Thursday, September 6, 2012

Forefathers nurtured roots of Route 222

From the Reading Eagle:  Forefathers nurtured roots of Route 222

Q: Did Route 222 play an important role in the American Revolution?
The road from Reading to Easton, now Route 222, was called King's Highway in 1776.

It was a critical artery for the movement of troops and supplies during the American Revolution.

Indeed, there's strong evidence that Gen. George Washington himself traversed the road on his way to upstate New York in 1782, stopping off in the Moravian town of Bethlehem.

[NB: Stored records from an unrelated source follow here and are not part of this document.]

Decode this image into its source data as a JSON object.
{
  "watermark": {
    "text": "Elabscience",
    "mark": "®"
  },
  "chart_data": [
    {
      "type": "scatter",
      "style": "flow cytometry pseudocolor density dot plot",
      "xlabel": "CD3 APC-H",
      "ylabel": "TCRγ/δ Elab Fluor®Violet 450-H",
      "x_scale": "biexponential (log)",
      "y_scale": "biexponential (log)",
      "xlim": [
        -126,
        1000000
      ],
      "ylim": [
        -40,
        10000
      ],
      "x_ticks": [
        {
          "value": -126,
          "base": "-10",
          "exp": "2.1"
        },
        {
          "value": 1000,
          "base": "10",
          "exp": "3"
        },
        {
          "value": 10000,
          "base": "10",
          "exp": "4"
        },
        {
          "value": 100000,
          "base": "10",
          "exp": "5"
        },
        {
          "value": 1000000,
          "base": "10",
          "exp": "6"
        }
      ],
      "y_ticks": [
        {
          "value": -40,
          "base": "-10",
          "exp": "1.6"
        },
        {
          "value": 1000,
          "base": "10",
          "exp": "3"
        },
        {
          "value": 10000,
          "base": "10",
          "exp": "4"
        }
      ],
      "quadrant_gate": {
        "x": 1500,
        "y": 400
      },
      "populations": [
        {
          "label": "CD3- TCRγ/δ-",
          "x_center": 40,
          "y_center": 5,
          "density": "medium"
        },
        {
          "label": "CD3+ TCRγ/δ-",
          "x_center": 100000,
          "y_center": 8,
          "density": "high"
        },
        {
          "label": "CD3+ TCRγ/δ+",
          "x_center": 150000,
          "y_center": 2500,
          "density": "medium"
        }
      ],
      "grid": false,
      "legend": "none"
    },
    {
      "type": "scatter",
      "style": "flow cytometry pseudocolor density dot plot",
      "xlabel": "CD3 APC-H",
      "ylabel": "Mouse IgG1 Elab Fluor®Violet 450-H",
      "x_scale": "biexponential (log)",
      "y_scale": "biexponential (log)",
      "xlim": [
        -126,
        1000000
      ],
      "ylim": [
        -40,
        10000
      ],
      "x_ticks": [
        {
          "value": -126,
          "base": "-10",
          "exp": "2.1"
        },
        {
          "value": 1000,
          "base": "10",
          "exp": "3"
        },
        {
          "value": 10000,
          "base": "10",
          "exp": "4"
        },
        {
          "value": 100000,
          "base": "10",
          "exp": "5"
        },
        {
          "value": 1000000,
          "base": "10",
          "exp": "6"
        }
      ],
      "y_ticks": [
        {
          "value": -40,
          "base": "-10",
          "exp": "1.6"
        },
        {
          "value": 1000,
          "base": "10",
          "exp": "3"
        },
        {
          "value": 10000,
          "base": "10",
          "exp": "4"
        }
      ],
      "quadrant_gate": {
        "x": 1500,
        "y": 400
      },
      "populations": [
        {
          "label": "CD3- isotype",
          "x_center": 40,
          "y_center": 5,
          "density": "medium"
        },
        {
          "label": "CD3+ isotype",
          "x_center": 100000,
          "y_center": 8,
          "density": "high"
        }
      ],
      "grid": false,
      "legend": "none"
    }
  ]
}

Revolution, however, was not on the minds of most colonists when the Reading-to-Easton road was proposed by Conrad Weiser, William Parsons and other leaders in 1753; Indians were.

There had been massacres of settlers pushing north from Philadelphia to settle what was then a frontier region.

Weiser was an Indian agent who had a general store on what is now Penn Square in Reading. Parsons, Pennsylvania's surveyor general, was responsible for much of Reading's layout and is considered the father of Easton.

The two men also were linked by military service.

Parsons, a major, served under Weiser, a lieutenant colonel, in the colony's militia.

Both men were visionaries who saw the need to connect Reading, Bethlehem and Easton to clear the way for settlement. Travel in that area was an arduous task, over winding Indian trails that could take more than a week.

"William Parsons, the whip-tongued proprietary agent at Easton, and Conrad Weiser, Reading's heavy-handed godfather, were not slow to see the need for widening this forest track into a road," Tony Wallace wrote a 1941 article in the Historical Review of Berks County.

Parsons, Weiser and other leaders petitioned authorities, saying the existing route was "often diverted and obstructed and rendered almost impassable."

Considering the modern-day backups at Routes 662 and 73 on Route 222, it might be argued not much has changed in 259 years.

Permission was granted and, in 1754, Parsons and an associate, David Shultze, began surveying the route.

"The various demands of civilized life must be levied on the light trace beaten by the foot of Indian travelers," Wallace wrote. "Or else the frontier between the Schuylkill and Delaware rivers will shrivel under Indian attack and become a line of isolated outposts."

Parsons died in 1757 in Easton, where his house was bought by George Taylor, who would become a signer of the Declaration of Independence.

It is maintained by the George Taylor Chapter of the Daughters of the American Revolution.

Weiser, one of Berks County's founding fathers, died in 1760.

The Conrad Weiser Homestead near Womelsdorf is administered by the Pennsylvania Historical and Museum Commission with help from the Friends of Conrad Weiser Homestead.

Neither man lived to see the role the road they envisioned would play in the formation of the United States of America.